Immediately upon your reply my friend Mr. T. B. Fitzpatrick will wait upon you and arrange the details. I name Major Thos. C. Yancey of Virginia as my second in the field.

I have the honor to remain
Your obedient servant,
GEORGE FAIRFAX CARTER, Late Colonel C. S. A.

"Suffering Moses!" cried out Fitz. "You are not going to send that?"

"It is sent, my dear Fitz. Mailed from my office this afternoon. This is a copy." Fitz sank into a chair with both hands to his head.

"My object in sendin' for you both," the colonel continued, "was to be fully prepared should my antagonist select some early hour in the mornin'. In that case, Fitz, I shall have to rely on you alone, as Major Yancey cannot reach here until the followin' day. That was why a prudent doctor might be necessary at once."

Fitz's only reply was to thump his own head, as if the situation was too overpowering for words.

The colonel, with the same deliberation, opened the second letter. It was addressed to Judge Kerfoot, informing him of the nature of the "crisis," and notifying him of his (the colonel's) intention to appoint him sole executor of his estate should fate provide that vacancy.

The third was a telegram to Major Yancey summoning him at once "to duty on the field in an affair of honor."

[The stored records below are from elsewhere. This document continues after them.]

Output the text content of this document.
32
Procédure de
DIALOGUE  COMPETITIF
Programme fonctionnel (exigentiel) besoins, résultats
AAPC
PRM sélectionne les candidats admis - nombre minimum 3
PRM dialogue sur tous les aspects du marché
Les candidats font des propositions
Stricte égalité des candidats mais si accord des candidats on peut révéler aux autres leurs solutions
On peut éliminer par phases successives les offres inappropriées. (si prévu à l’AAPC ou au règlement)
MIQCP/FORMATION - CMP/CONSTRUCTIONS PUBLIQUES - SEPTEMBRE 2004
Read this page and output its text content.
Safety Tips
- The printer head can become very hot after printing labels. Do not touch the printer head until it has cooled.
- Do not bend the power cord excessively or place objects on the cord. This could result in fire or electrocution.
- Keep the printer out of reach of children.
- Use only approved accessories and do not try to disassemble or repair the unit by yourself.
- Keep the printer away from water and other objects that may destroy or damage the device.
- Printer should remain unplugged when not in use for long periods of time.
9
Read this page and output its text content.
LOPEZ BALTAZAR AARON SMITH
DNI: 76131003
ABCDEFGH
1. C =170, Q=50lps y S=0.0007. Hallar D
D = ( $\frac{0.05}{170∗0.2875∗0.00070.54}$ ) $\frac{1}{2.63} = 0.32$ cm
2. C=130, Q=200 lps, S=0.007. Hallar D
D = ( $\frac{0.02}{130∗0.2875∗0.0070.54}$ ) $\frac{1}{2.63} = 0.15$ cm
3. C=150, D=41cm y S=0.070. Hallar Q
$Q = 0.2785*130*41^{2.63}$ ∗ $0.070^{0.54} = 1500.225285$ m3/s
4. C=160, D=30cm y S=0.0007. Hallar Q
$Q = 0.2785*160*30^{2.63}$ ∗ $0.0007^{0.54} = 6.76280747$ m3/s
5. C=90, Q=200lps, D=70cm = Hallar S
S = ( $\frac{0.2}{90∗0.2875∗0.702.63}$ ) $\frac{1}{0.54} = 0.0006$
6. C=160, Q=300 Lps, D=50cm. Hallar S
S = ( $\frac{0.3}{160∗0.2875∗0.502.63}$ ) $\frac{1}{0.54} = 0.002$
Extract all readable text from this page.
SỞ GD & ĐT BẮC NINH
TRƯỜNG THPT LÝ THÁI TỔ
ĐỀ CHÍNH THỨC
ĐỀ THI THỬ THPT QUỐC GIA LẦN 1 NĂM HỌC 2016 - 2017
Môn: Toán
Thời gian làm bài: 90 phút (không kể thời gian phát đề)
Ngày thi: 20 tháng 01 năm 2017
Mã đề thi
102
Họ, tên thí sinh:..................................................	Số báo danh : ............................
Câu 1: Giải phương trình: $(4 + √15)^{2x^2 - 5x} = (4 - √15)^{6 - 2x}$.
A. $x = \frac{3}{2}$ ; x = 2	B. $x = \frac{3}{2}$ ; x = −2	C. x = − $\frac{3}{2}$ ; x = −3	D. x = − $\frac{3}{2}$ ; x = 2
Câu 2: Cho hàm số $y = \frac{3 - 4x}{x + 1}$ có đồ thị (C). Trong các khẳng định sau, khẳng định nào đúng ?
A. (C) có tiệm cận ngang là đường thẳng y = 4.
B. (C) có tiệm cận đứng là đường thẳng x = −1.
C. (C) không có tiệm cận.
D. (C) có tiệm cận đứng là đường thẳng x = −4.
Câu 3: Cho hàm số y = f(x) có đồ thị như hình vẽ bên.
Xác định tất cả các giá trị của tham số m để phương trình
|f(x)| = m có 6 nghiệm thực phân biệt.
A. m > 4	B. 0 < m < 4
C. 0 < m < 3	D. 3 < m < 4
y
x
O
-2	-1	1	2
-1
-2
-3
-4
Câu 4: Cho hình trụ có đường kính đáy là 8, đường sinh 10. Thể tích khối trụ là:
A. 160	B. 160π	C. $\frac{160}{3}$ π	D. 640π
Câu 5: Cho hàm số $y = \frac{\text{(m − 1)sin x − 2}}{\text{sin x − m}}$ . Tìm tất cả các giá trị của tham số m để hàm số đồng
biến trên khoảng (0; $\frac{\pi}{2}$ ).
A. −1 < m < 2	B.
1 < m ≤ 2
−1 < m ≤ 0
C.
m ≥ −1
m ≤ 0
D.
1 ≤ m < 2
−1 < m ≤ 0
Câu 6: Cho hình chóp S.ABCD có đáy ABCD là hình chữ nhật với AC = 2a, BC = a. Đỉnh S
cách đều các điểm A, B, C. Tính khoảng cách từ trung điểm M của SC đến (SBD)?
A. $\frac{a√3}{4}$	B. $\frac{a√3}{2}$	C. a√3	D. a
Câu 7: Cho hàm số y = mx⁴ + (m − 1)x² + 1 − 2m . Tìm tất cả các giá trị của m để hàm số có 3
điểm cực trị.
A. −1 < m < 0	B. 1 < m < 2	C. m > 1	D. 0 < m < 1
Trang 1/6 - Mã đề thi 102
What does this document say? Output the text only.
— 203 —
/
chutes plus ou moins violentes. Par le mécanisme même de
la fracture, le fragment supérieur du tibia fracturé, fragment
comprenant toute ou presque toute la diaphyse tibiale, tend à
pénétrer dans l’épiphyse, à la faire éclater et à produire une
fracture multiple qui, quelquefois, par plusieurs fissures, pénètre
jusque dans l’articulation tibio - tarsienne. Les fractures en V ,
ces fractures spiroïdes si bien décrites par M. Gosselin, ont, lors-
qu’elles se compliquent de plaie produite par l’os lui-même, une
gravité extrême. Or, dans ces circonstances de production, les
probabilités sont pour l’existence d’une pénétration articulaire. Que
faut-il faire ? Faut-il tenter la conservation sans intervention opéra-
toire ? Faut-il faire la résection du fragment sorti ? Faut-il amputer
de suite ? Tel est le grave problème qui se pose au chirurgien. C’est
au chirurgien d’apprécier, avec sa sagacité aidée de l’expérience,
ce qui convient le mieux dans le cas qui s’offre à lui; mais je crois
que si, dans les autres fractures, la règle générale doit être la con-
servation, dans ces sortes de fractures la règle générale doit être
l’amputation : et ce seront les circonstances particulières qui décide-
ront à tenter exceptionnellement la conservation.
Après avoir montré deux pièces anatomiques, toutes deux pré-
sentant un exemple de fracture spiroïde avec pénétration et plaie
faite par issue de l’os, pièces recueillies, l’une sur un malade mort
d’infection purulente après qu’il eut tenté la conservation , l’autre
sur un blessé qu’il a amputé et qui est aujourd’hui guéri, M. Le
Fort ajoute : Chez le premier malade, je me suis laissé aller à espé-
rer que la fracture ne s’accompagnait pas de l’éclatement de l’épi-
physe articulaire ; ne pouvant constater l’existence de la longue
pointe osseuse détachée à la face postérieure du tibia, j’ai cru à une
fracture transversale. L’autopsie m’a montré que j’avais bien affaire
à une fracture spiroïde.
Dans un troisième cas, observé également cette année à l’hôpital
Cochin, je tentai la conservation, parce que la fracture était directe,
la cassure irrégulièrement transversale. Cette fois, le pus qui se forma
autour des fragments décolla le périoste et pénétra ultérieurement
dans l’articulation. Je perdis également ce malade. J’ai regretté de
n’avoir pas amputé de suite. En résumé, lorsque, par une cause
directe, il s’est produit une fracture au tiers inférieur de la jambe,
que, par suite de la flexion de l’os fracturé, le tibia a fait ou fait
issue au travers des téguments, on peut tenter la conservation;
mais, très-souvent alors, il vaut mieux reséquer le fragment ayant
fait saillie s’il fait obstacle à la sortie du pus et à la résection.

"I am aware, Fitz, that some secrecy must be preserved in an affair of this kind Nawth—quite diffe'ent from our own county, and"—

"Secrecy! Secrecy! With that bellowing Klutchem? Don't you know that that idiot will have it all over the Street by nine o'clock to-morrow, unless he is ass enough to get scared, get out a warrant, and clap you into the Tombs before breakfast? O Colonel! How could you do a thing like this without letting us know?"